Research Project: Towards Resilient Agricultural Systems to Enhance Water Availability, Quality, and Other Ecosystem Services under Changing Climate and Land Use

Location: Location not imported yet.

Title: Using artificial neural network (ANN) for short-range prediction of cotton yield in data-scarce regions

item YILDIRIM, TUGBA - Oklahoma State University
item Moriasi, Daniel
item CHAKRABORTY, DEBADITYA - University Of Texas At San Antonio
item MIRCHI, ALI - Oklahoma State University
item Starks, Patrick
item TAGHVAQEIAN, SALEH - Oklahoma State University

Submitted to: Agronomy Journal
Publication Type: Peer Reviewed Journal
Publication Acceptance Date: 3/24/2022
Publication Date: 3/29/2022
Citation: Yildirim, T., Moriasi, D.N., Chakraborty, D., Mirchi, A., Starks, P.J., Taghvaqeian, S. 2022. Using artificial neural network (ANN) for short-range prediction of cotton yield in data-scarce regions. Agronomy Journal. 12(4):828.

Interpretive Summary: Prediction of crop yields months before harvest provides valuable insights for managing the economic activity of the farm enterprise and for improved management of farm inputs such as fertilizers and herbicides. Such predictions are difficult to achieve in regions that lack extensive observational records. In this study, we used readily available climate and remote sensing data as inputs for four machine learning (ML) models to predict months-ahead yield of irrigated cotton in the Menemen Plain, Turkey. The results showed that the Light Gradient Boosting, Random Forest, and extreme Gradient Boosting (XGBoost) ML models predicted cotton yield much better than the Artificial Neural Networks model. The selected XGBoost model accurately (within < 1 kg ha-1 of the average measured value of 5220 kg ha-1) predicted cotton yield up to 5 months before harvesting. Therefore, the XGBoost model has potential to be used as a cotton production management tool by producers to forecast yield in data-scarce and other regions. This data-driven modeling framework is expected to lay a foundation to assess the effects of climate variability on agricultural crop yield and management, which contributes to the goals of the Conservation Effects Assessment Project and Long-Term Agroecosystem Research network USDA initiatives.

Technical Abstract: Short range predictions of crop yield provide valuable insights for agricultural resource management and likely economic impacts associated with low yield. Such predictions are difficult to achieve where extensive observational records are lacking. Herein, we demonstrate how months-ahead predictions of rainfed and irrigated cotton yield can be provided in data-scarce regions using machine learning (ML) models trained with a number of basic or readily available input data from Menemen Plain, Turkey.

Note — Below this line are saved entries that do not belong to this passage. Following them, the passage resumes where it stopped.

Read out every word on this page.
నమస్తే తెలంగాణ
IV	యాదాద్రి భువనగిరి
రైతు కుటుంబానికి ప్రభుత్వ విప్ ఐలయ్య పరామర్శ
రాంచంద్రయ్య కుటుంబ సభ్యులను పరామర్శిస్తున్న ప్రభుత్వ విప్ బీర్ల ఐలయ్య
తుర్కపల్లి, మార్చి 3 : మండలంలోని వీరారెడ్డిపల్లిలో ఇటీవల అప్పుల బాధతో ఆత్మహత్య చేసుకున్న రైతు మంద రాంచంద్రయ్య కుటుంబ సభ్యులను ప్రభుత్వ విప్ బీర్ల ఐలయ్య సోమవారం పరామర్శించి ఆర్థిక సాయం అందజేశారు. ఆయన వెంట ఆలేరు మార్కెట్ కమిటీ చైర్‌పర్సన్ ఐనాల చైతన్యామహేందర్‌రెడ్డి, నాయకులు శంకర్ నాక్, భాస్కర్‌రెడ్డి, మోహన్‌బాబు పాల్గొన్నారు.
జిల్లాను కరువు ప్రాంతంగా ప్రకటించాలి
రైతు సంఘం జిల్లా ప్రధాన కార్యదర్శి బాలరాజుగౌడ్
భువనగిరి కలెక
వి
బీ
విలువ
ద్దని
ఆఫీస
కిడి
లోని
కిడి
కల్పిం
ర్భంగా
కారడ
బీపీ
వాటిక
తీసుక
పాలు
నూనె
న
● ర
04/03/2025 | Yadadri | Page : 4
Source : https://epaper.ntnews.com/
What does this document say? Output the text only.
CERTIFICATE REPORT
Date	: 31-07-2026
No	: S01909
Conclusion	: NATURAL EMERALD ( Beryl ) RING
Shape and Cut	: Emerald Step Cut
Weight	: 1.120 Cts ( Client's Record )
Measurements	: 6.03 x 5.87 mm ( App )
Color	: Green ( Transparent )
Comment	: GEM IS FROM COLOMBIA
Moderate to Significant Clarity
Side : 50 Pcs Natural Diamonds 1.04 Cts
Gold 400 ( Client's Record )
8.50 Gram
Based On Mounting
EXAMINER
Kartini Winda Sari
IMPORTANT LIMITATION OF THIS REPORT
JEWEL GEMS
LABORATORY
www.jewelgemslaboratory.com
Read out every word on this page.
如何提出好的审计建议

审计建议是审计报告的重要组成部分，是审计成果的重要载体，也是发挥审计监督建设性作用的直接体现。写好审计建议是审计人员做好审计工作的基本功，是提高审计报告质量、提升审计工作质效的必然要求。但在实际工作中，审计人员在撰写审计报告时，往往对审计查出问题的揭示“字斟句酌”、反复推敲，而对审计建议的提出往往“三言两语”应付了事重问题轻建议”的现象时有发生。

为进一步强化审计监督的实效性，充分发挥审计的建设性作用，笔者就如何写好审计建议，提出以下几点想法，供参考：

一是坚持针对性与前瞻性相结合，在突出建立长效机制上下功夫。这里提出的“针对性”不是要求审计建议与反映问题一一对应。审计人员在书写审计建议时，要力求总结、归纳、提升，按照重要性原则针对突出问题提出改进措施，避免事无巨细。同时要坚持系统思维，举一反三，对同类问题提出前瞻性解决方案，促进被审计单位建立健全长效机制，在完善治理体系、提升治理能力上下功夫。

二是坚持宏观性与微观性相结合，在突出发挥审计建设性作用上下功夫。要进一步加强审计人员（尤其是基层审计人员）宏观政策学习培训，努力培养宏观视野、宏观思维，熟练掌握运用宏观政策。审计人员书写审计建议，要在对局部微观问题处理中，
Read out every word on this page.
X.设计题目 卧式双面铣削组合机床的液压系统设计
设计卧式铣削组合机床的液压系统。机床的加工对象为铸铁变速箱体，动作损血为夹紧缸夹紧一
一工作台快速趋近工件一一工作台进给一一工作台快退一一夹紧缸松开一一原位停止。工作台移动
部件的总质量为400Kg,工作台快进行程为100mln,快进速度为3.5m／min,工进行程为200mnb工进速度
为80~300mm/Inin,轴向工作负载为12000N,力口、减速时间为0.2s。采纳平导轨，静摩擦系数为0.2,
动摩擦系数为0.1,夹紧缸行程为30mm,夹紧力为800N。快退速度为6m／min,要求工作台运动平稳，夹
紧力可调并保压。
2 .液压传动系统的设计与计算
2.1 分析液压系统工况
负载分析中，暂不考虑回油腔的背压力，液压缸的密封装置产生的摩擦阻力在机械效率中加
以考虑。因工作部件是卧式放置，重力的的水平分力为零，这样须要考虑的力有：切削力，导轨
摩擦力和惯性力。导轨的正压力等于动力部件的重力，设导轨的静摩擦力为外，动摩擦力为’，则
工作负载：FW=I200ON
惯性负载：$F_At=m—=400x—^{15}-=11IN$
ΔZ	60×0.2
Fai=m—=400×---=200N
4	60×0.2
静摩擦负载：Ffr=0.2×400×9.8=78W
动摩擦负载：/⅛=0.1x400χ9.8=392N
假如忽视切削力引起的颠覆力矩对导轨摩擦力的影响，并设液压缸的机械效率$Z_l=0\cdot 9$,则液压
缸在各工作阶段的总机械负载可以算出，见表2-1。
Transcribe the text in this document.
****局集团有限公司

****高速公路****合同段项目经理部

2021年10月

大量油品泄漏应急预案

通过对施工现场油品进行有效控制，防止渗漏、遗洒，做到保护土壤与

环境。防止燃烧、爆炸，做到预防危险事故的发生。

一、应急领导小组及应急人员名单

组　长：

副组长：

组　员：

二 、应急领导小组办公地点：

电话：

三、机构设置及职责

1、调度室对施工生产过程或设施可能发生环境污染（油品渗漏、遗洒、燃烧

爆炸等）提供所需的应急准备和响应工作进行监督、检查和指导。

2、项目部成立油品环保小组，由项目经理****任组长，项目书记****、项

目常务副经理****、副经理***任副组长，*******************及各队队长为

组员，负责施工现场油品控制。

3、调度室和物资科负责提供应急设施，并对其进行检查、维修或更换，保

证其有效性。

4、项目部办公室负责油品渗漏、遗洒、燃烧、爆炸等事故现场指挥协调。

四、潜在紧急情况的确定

We applied an innovative preprocessing technique to increase data points from the limited reported yield (13 years) along with cumulative precipitation and cumulative heat units as basic inputs for four ML models, including Artificial Neural Networks (ANN), Light Gradient Boosting (LGBoost), Random Forest (RF), and extreme Gradient Boosting (XGBoost). We also used two meteorologically-based drought indices (Standardized Precipitation Index (SPI) and Standardized Precipitation Evapotranspiration Index (SPEI)), and three remotely-sensed vegetation indices (Normalized Difference Vegetation Index (NDVI), Enhanced Vegetation Index (EVI), and Land Surface Water Index (LSWI)) as indicators of agricultural water stress. The LGBoost, RF, and XGBoost models predicted cotton yield much better than the off-the-shelf ANN model. The selected XGBoost model accurately predicted cotton yield up to 5 or 4 months prior to harvest with R2 = 0.99 based on prevailing climatic conditions prior to irrigation in July.